Terry Wogan, who hosts the show for BBC, was so piqued by this year’s voting patterns – when Russia won after receiving 12-point maximums from Estonia, Latvia, Lithuania, Ukraine, Belarus and Armenia – that he came close to quitting.
He’s done the show for 37 years, during which time he’s become famed for his barbed witticisms, but the 2008 contest in Serbia had him wondering if he should continue.
“I have to decide whether I want to do this again. Western European participants have to decide whether they want to take part from here on in, because their prospects are poor,” he said at the time.
The U.K.’s entrant, former dustman Andy Abraham, got only 14 total votes and trailed in last place.
“Nothing is more democratic than the vote of the public,” said Eurovision executive supervisor Svante Stockselius. “But a jury takes the opportunity to listen to the songs several times before they make up their minds. … We believe a combination will make the show more interesting.”
“After the public debate about neighbour and diaspora voting, we decided to give the national juries a say,” said Eurovision reference group chairman Ruurd Bierman.

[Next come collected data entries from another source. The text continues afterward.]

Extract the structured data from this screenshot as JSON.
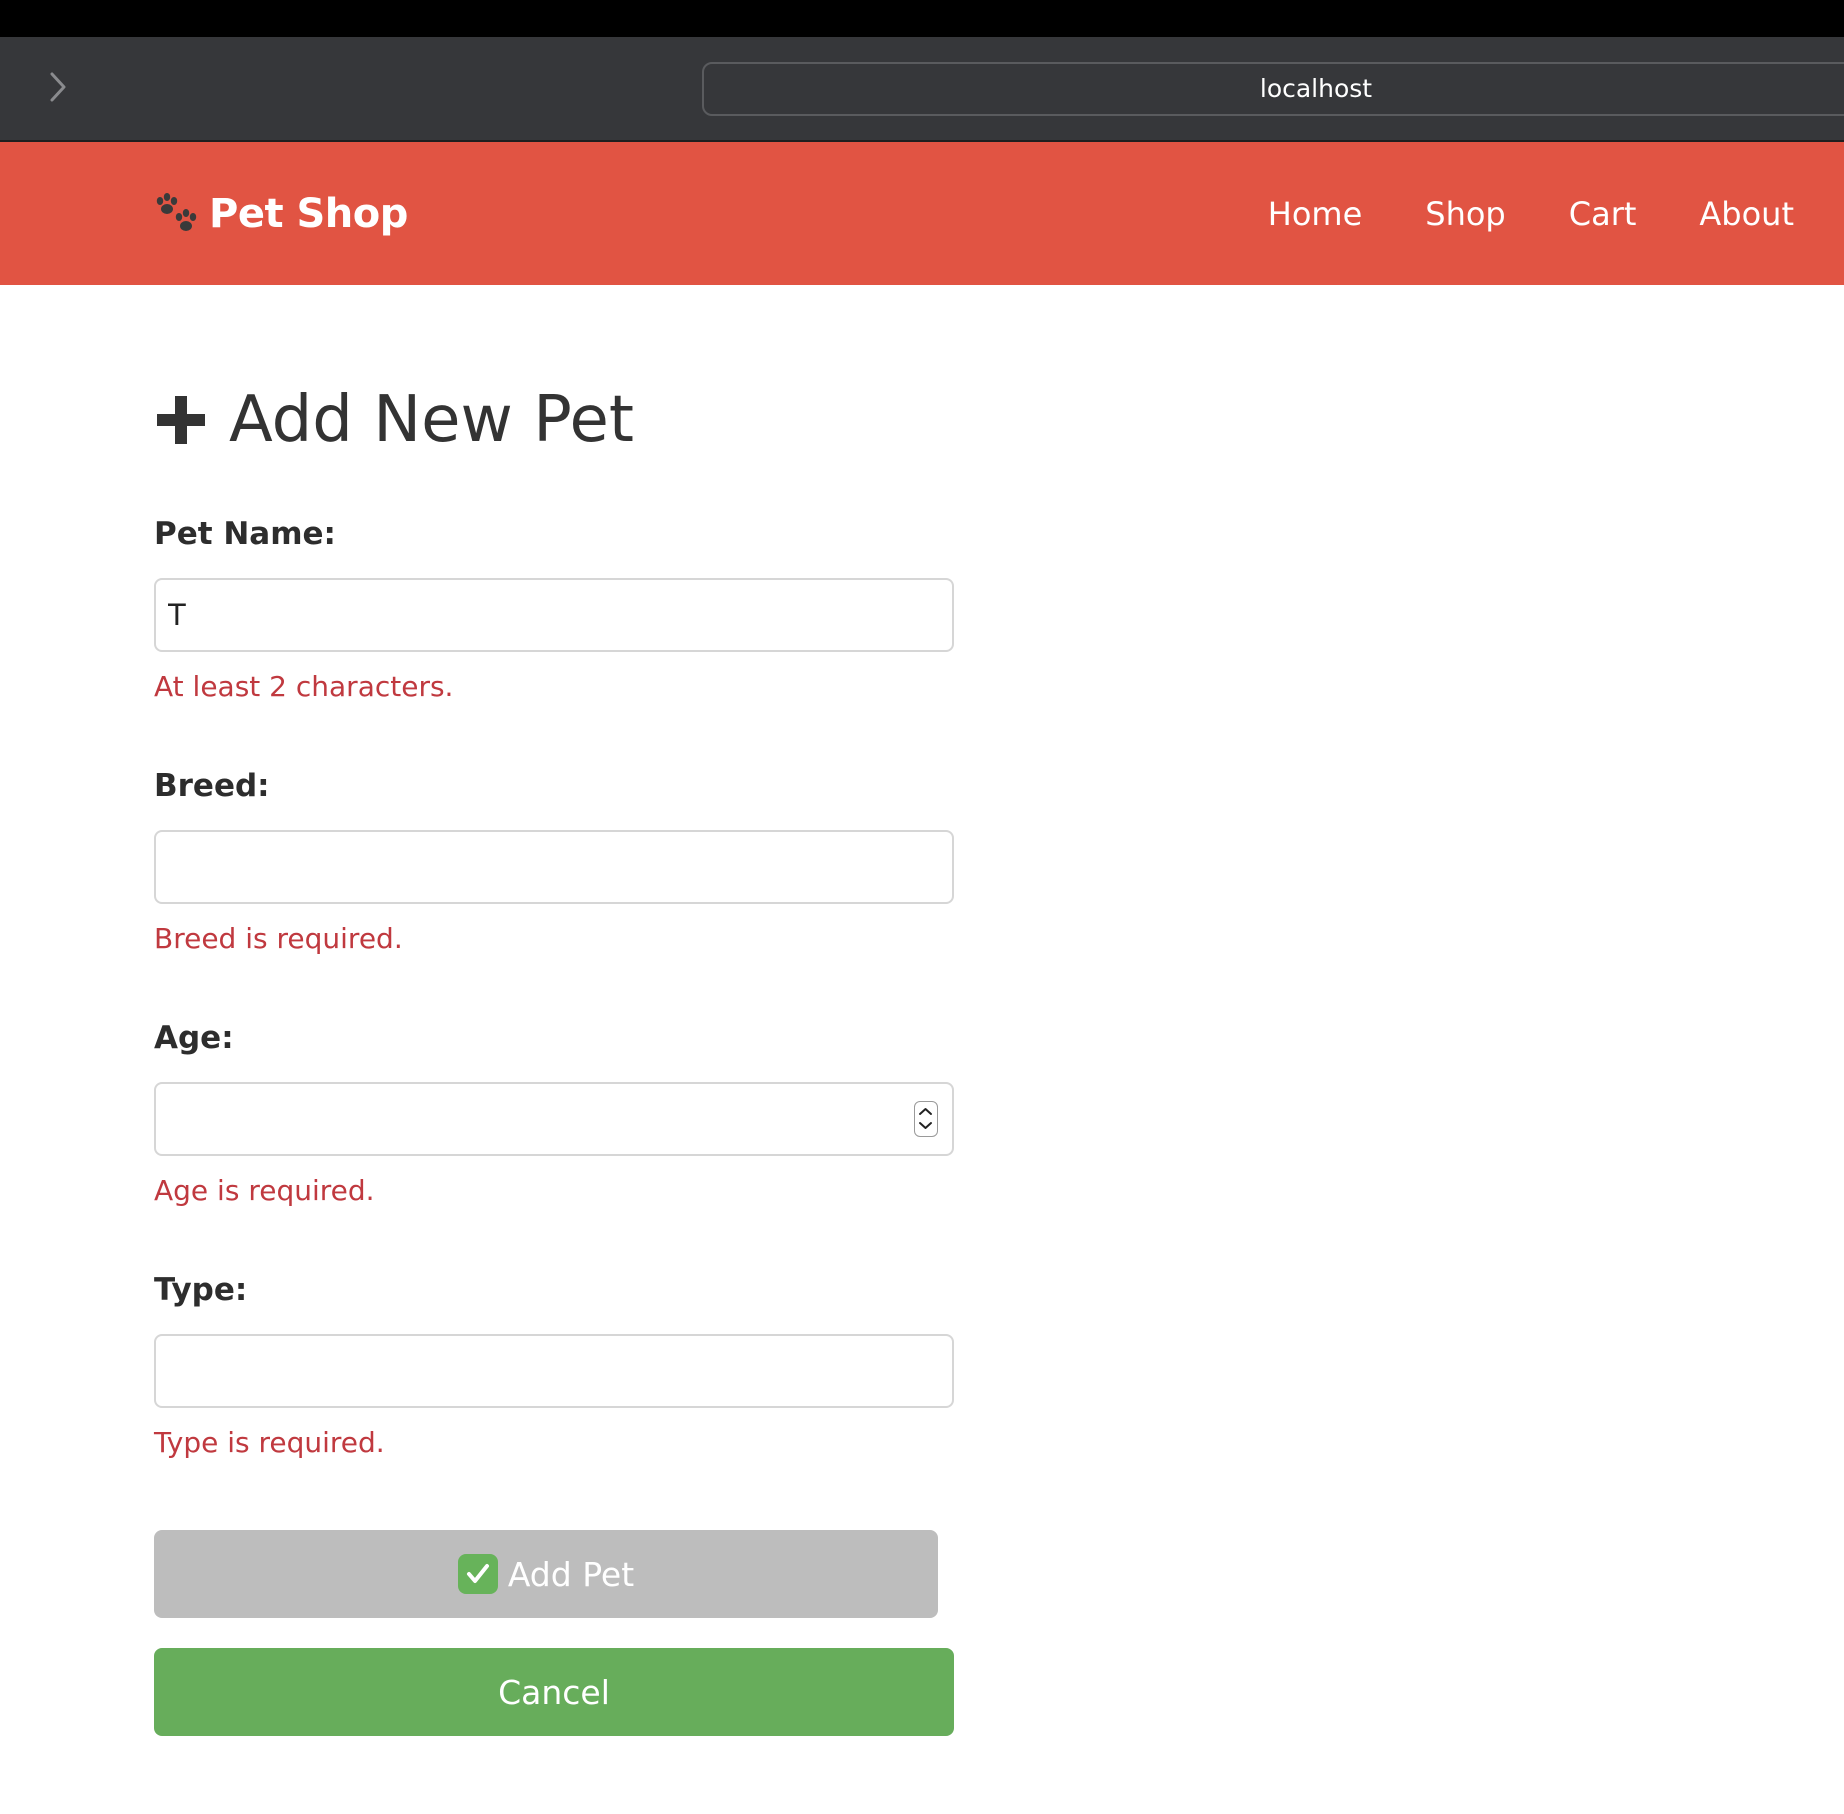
{
  "browser": {
    "address": "localhost",
    "forward_icon": "chevron-right-icon"
  },
  "navbar": {
    "brand_icon": "paw-prints-icon",
    "brand_label": "Pet Shop",
    "links": [
      "Home",
      "Shop",
      "Cart",
      "About"
    ],
    "background_color": "#e15443"
  },
  "page": {
    "title_icon": "plus-icon",
    "title": "Add New Pet"
  },
  "form": {
    "fields": [
      {
        "label": "Pet Name:",
        "value": "T",
        "error": "At least 2 characters."
      },
      {
        "label": "Breed:",
        "value": "",
        "error": "Breed is required."
      },
      {
        "label": "Age:",
        "value": "",
        "error": "Age is required.",
        "input_type": "number"
      },
      {
        "label": "Type:",
        "value": "",
        "error": "Type is required."
      }
    ],
    "submit_label": "Add Pet",
    "submit_icon": "check-mark-button-icon",
    "submit_disabled": true,
    "cancel_label": "Cancel",
    "error_color": "#c0393f",
    "cancel_color": "#67ad5b",
    "disabled_color": "#bdbdbd"
  }
}
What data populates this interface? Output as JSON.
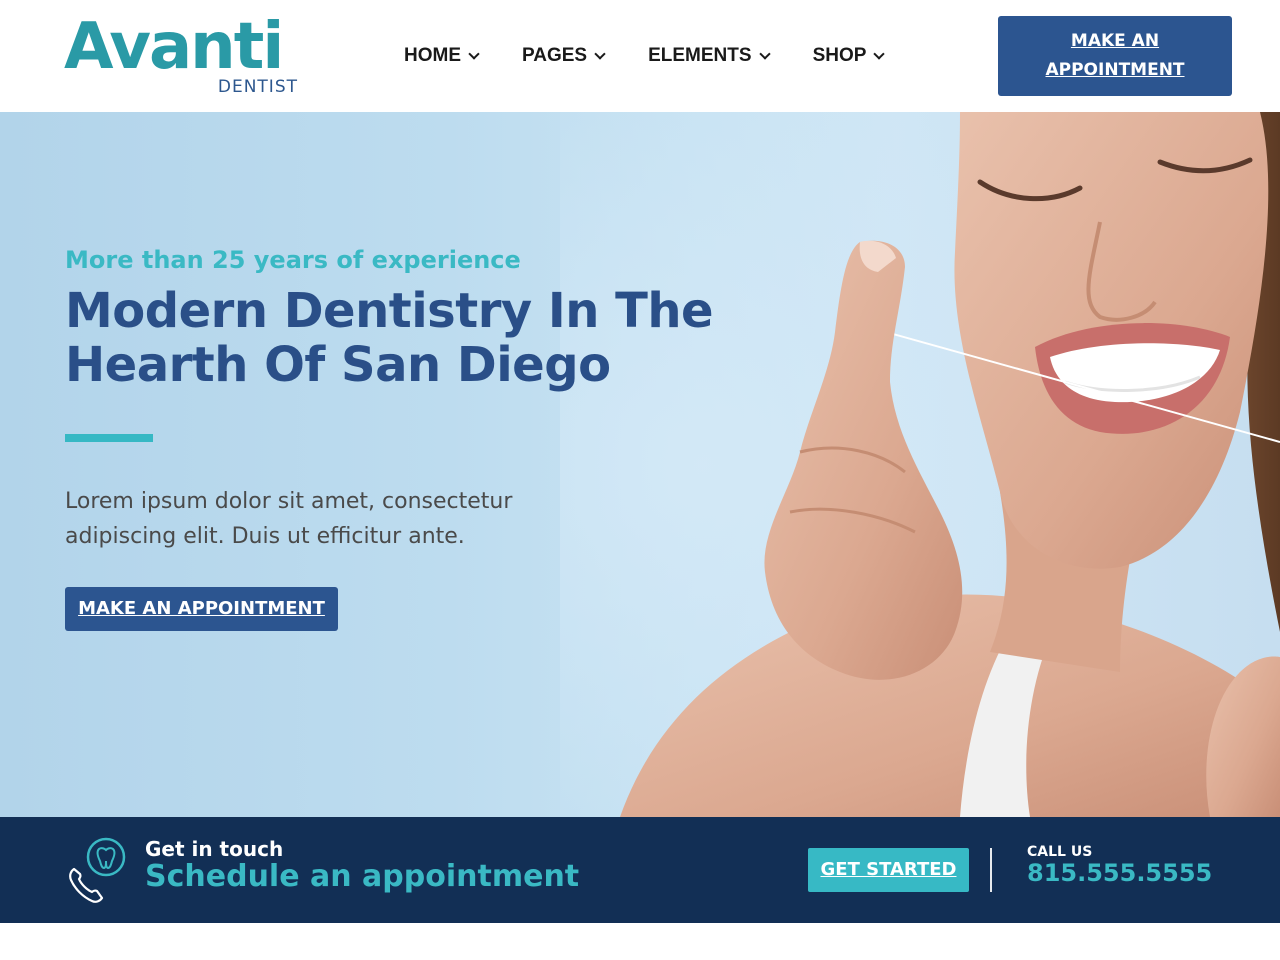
{
  "header": {
    "logo_main": "Avanti",
    "logo_sub": "DENTIST",
    "nav": [
      {
        "label": "HOME"
      },
      {
        "label": "PAGES"
      },
      {
        "label": "ELEMENTS"
      },
      {
        "label": "SHOP"
      }
    ],
    "cta_line1": "MAKE AN",
    "cta_line2": "APPOINTMENT"
  },
  "hero": {
    "eyebrow": "More than 25 years of experience",
    "headline_line1": "Modern Dentistry In The",
    "headline_line2": "Hearth Of San Diego",
    "lead_line1": "Lorem ipsum dolor sit amet, consectetur",
    "lead_line2": "adipiscing elit. Duis ut efficitur ante.",
    "button": "MAKE AN APPOINTMENT"
  },
  "cta_bar": {
    "small": "Get in touch",
    "big": "Schedule an appointment",
    "button": "GET STARTED",
    "call_label": "CALL US",
    "phone": "815.555.5555",
    "icon": "phone-tooth-icon"
  },
  "colors": {
    "brand_teal": "#3ab9c4",
    "brand_navy": "#2c5590",
    "bar_navy": "#122f55"
  }
}
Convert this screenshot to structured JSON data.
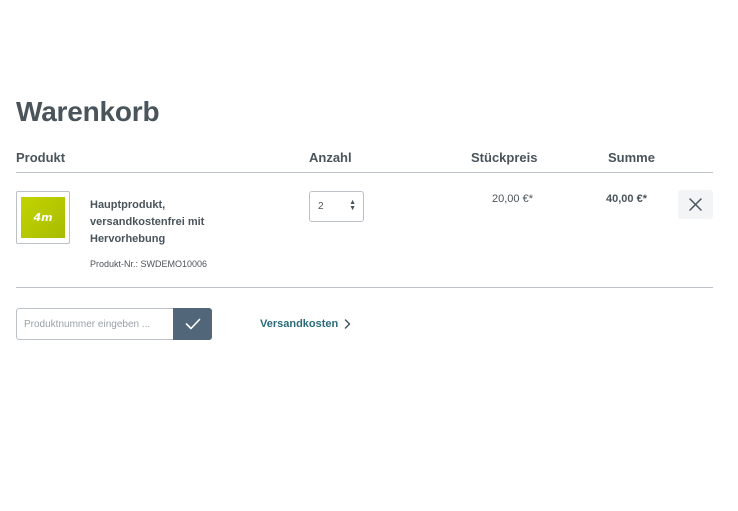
{
  "page": {
    "title": "Warenkorb"
  },
  "cart": {
    "headers": {
      "product": "Produkt",
      "quantity": "Anzahl",
      "unit_price": "Stückpreis",
      "total": "Summe"
    },
    "items": [
      {
        "image_label": "4m",
        "name": "Hauptprodukt, versandkostenfrei mit Hervorhebung",
        "number": "Produkt-Nr.: SWDEMO10006",
        "quantity": "2",
        "unit_price": "20,00 €*",
        "total": "40,00 €*"
      }
    ]
  },
  "promo": {
    "placeholder": "Produktnummer eingeben ..."
  },
  "shipping": {
    "label": "Versandkosten"
  },
  "colors": {
    "text": "#4a545b",
    "border": "#bcc1c7",
    "submit_button": "#52667a",
    "link": "#2b6b7a",
    "product_image": "#c3d400"
  },
  "icons": {
    "remove": "close-icon",
    "submit": "checkmark-icon",
    "shipping": "chevron-right-icon",
    "quantity": "sort-arrows-icon"
  }
}
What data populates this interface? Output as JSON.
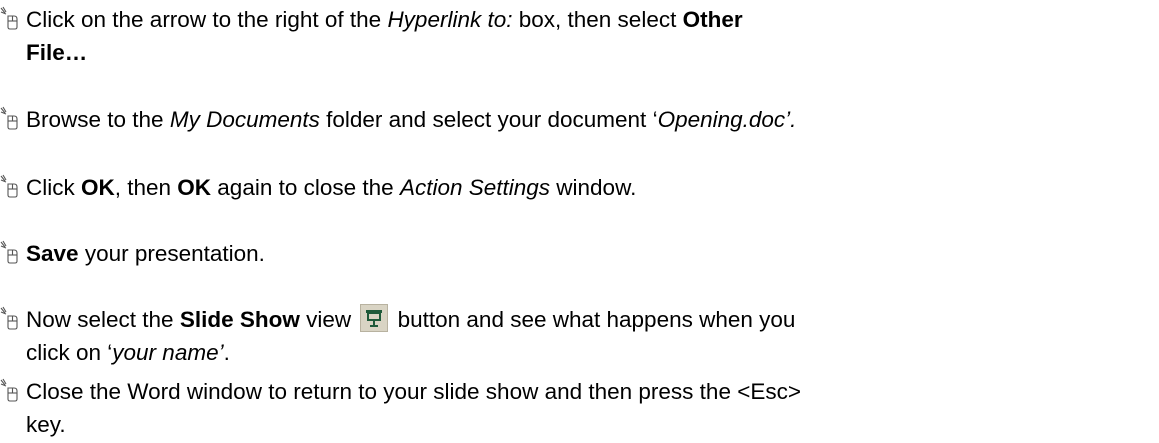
{
  "steps": [
    {
      "line1": {
        "a": "Click on the arrow to the right of the ",
        "b": "Hyperlink to:",
        "c": " box, then select ",
        "d": "Other"
      },
      "line2": {
        "a": "File…"
      }
    },
    {
      "line1": {
        "a": "Browse to the ",
        "b": "My Documents",
        "c": " folder and select your document ‘",
        "d": "Opening.doc’."
      }
    },
    {
      "line1": {
        "a": "Click ",
        "b": "OK",
        "c": ", then ",
        "d": "OK",
        "e": " again to close the ",
        "f": "Action Settings",
        "g": " window."
      }
    },
    {
      "line1": {
        "a": "Save",
        "b": " your presentation."
      }
    },
    {
      "line1": {
        "a": "Now select the ",
        "b": "Slide Show",
        "c": " view ",
        "d": " button and see what happens when you"
      },
      "line2": {
        "a": "click on ‘",
        "b": "your name’",
        "c": "."
      }
    },
    {
      "line1": {
        "a": "Close the Word window to return to your slide show and then press the <Esc>"
      },
      "line2": {
        "a": "key."
      }
    }
  ],
  "icons": {
    "bullet": "mouse-click-icon",
    "slide_show_button": "slide-show-view-icon"
  },
  "colors": {
    "text": "#000000",
    "icon_stroke": "#555555",
    "button_bg": "#d9d4c4",
    "button_icon": "#1f5a3a"
  }
}
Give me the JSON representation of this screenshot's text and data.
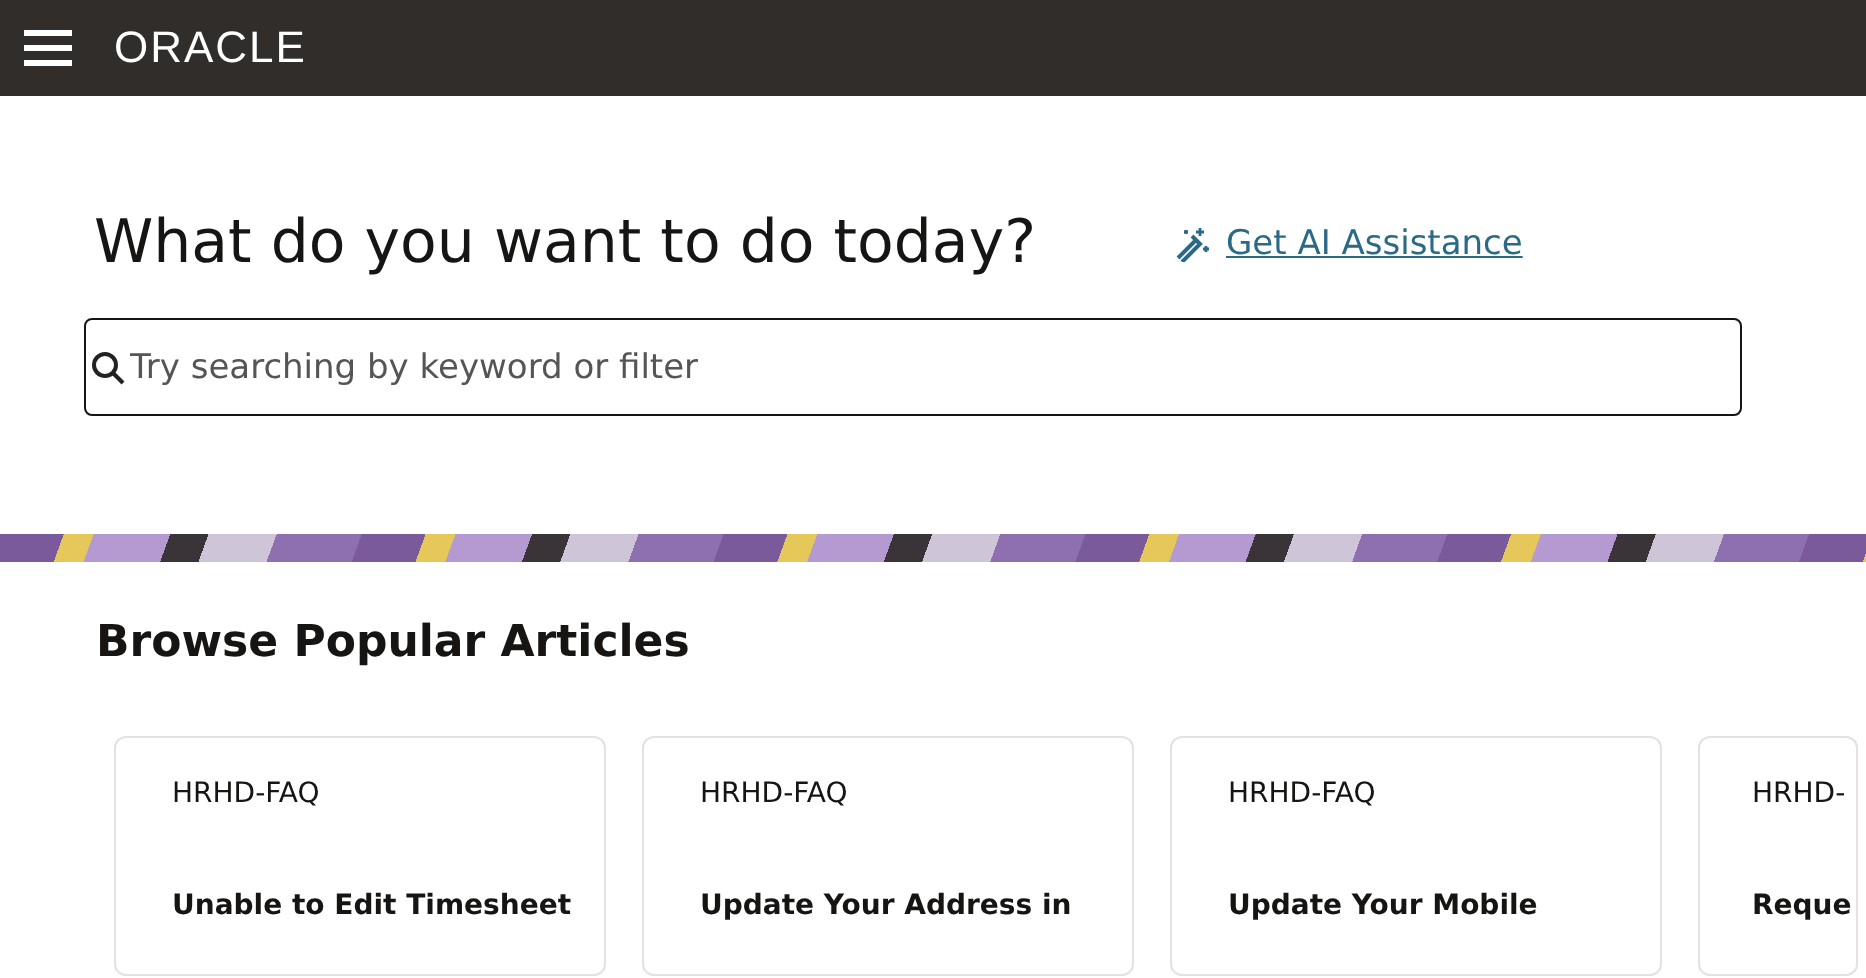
{
  "header": {
    "logo": "ORACLE"
  },
  "hero": {
    "title": "What do you want to do today?",
    "ai_link": "Get AI Assistance"
  },
  "search": {
    "placeholder": "Try searching by keyword or filter"
  },
  "articles": {
    "title": "Browse Popular Articles",
    "cards": [
      {
        "tag": "HRHD-FAQ",
        "title": "Unable to Edit Timesheet"
      },
      {
        "tag": "HRHD-FAQ",
        "title": "Update Your Address in"
      },
      {
        "tag": "HRHD-FAQ",
        "title": "Update Your Mobile"
      },
      {
        "tag": "HRHD-",
        "title": "Reque"
      }
    ]
  }
}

The winner in Moscow will be decided by a mix of opinions delivered by the juries, which is intended to balance the partisan telephone voting from members of the public watching at home.
Until 1997, when the competition switched to televoting, national juries were entirely responsible for allocating the Eurovision votes.
Next year’s competition – the 54th time it’s been held – will be in May, although the exact date hasn’t been scheduled. It will take place at Moscow Olympiski Arena.